A partir de esa combinación de elementos en apariencia muy distintos se desarrollará DISTANCIA DE RESCATE, una historia teñida de ese terror inabordable a que algo grave les pase a nuestros hijos, o a que se vuelvan irreconocibles, a que dejen de ser quienes eran y se transformen en otra cosa. A ese miedo ancestral –con o sin sus componentes fantásticos–, la historia le suma uno de un orden casi sociopolítico: el de un horror que puede aparecer en donde menos lo pensamos, en la propia naturaleza de las cosas afectadas por la mano del hombre.

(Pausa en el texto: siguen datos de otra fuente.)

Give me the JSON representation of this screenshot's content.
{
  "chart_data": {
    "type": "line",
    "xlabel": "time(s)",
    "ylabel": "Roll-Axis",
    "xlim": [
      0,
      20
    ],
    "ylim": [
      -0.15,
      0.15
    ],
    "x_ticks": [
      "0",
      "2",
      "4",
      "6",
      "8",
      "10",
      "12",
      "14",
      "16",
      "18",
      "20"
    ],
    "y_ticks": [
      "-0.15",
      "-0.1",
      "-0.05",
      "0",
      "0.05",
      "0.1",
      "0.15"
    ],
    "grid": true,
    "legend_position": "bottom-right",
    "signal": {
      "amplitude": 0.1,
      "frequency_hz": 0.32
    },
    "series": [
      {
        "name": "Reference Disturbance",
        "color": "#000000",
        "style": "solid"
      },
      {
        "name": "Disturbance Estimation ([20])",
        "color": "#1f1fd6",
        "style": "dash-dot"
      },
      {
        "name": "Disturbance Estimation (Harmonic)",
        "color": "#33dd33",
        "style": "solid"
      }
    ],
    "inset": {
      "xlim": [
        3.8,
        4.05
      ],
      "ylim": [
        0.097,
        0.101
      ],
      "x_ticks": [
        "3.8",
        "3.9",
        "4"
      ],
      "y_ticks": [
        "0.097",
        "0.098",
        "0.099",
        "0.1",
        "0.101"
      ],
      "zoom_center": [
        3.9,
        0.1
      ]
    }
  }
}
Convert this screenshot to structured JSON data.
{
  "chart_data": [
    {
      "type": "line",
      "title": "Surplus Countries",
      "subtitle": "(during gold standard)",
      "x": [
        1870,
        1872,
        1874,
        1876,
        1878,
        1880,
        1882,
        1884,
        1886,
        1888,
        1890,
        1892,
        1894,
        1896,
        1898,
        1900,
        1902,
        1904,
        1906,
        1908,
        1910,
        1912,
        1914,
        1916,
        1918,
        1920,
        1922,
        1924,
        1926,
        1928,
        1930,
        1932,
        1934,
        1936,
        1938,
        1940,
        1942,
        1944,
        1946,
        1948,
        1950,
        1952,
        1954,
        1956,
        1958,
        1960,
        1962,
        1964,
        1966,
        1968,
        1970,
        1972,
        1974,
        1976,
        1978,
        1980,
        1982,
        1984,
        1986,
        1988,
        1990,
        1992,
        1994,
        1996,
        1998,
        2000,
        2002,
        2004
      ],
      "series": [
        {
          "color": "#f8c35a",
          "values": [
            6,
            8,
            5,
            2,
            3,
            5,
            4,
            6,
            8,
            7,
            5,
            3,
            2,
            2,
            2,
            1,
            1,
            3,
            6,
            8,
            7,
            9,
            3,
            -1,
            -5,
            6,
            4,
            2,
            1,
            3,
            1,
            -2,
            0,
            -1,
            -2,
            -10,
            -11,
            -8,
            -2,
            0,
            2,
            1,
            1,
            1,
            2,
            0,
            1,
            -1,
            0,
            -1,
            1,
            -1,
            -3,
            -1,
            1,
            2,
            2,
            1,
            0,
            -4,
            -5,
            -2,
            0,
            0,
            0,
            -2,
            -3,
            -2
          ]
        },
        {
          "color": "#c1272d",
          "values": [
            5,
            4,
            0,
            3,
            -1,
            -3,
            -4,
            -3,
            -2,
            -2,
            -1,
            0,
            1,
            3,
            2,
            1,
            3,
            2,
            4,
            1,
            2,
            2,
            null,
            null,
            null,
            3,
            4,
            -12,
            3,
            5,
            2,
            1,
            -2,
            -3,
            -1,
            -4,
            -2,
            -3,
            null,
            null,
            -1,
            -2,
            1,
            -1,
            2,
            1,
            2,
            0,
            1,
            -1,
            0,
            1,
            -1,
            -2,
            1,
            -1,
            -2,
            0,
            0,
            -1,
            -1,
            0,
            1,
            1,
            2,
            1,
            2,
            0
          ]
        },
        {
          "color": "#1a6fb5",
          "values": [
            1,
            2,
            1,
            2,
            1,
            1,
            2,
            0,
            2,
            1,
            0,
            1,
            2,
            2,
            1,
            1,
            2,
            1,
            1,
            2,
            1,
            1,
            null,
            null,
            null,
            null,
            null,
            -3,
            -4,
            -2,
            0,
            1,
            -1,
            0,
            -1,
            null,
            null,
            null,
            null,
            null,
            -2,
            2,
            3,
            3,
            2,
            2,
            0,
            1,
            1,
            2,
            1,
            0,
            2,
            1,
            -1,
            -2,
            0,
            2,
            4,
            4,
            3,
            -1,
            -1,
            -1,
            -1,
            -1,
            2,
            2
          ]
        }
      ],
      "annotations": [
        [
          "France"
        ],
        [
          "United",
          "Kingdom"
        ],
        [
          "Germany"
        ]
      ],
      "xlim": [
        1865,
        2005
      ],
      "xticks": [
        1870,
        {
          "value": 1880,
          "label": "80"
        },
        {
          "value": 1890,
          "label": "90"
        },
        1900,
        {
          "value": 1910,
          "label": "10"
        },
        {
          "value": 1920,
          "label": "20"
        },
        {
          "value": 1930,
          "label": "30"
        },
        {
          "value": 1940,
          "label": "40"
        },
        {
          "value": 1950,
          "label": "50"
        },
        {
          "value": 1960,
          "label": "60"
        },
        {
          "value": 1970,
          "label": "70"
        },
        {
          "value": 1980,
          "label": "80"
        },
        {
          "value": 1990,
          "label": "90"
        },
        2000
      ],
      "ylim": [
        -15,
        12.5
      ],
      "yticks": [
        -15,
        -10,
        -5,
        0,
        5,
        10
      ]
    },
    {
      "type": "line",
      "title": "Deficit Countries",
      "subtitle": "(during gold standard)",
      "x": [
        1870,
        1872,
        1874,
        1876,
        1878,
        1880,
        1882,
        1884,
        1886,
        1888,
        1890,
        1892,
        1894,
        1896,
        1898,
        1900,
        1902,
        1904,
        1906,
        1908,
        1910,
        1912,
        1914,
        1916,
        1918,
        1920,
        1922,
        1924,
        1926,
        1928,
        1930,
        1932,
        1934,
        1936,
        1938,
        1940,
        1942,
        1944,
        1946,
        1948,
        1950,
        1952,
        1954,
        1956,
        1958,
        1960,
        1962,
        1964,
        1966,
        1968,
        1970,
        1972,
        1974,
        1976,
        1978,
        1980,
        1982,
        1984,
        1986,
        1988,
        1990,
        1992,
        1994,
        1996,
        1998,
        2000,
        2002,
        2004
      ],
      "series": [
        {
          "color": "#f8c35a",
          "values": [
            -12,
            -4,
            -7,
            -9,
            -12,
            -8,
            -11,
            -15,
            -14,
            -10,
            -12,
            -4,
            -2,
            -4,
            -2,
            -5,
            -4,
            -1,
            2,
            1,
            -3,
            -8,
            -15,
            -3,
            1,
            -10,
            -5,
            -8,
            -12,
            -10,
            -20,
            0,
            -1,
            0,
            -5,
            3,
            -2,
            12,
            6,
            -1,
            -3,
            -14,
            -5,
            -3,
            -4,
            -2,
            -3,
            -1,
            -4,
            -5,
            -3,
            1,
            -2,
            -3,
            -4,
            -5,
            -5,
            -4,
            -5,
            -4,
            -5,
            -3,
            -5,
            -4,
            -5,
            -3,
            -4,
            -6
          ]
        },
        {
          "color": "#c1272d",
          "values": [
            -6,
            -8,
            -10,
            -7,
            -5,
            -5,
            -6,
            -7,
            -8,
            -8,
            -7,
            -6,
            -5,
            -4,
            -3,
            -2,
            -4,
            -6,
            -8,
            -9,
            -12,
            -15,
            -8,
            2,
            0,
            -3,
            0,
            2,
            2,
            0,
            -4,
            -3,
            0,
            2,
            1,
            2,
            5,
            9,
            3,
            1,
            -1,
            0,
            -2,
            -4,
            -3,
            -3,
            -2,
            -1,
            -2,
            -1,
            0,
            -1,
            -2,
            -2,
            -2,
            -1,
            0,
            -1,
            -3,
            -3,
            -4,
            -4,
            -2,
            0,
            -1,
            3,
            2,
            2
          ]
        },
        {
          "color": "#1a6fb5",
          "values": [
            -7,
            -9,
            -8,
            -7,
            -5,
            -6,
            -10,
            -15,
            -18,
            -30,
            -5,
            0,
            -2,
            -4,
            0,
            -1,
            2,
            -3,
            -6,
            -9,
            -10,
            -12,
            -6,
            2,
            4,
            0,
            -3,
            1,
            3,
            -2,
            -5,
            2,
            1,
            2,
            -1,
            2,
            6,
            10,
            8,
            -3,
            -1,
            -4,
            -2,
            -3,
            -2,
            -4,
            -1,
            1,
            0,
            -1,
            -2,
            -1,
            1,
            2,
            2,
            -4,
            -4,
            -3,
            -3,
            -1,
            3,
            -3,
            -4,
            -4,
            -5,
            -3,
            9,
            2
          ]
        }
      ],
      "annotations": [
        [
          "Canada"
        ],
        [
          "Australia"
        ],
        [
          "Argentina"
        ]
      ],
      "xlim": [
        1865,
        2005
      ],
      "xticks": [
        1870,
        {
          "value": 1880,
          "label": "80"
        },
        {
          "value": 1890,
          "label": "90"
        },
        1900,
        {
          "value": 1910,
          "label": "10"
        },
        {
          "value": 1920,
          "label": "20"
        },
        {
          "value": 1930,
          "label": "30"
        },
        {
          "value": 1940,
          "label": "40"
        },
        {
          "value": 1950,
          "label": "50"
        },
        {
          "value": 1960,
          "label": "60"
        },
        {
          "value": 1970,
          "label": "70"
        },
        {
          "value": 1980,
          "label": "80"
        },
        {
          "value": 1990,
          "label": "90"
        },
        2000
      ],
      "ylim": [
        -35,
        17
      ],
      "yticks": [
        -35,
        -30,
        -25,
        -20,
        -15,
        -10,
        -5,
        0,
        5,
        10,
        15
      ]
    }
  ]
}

Llosa, la realizadora peruana de LA TETA ASUSTADA (nombre que, convengamos, también podría servir para esta película) entiende muy bien esos temores y profundiza su versión en función del drama personal, de la relación entre las dos mujeres (hay una eje ligado a la atracción que Carola produce en Amanda que no está desarrollado en la novela) y en sus experiencias con la maternidad. Tengo la impresión que le cuesta un poco más, sin embargo, entrar en el otro terreno del film, el ligado a un horror más terrenal, físicamente comprobable, posiblemente un McGuffin pero también un misterio con características angustiantes. Si bien las pistas de lo que se irá develando están diseminadas con inteligencia y sutileza a lo largo del relato, a la hora de la tensión y el suspenso uno extraña algún o alguna cineasta con más vocación de cine de género para hacerse cargo de todo ese otro universo de miedos.
No, no son zombies ni criaturas extraterrestres las que atemorizan a las protagonistas, pero bien podrían serlo. Y por más metafórica que parezca ser la amenaza –en el fondo todos sabemos que en algún momento nuestros hijos mutarán hacia otra cosa, en algunos casos a algo no muy diferente a los zombies–, también es muy real, tan real como esa pileta a la que la niña se puede caer si su madre se va, se distrae o mira para otro lado tan solo unos segundos. Así y todo, acaso eso no sea suficiente para frenar lo inevitable. Este último año y medio dejó en claro que entre la realidad y algo muy parecido al Apocalipsis puede haber apenas metro y medio de distancia. Y ningún rescate posible.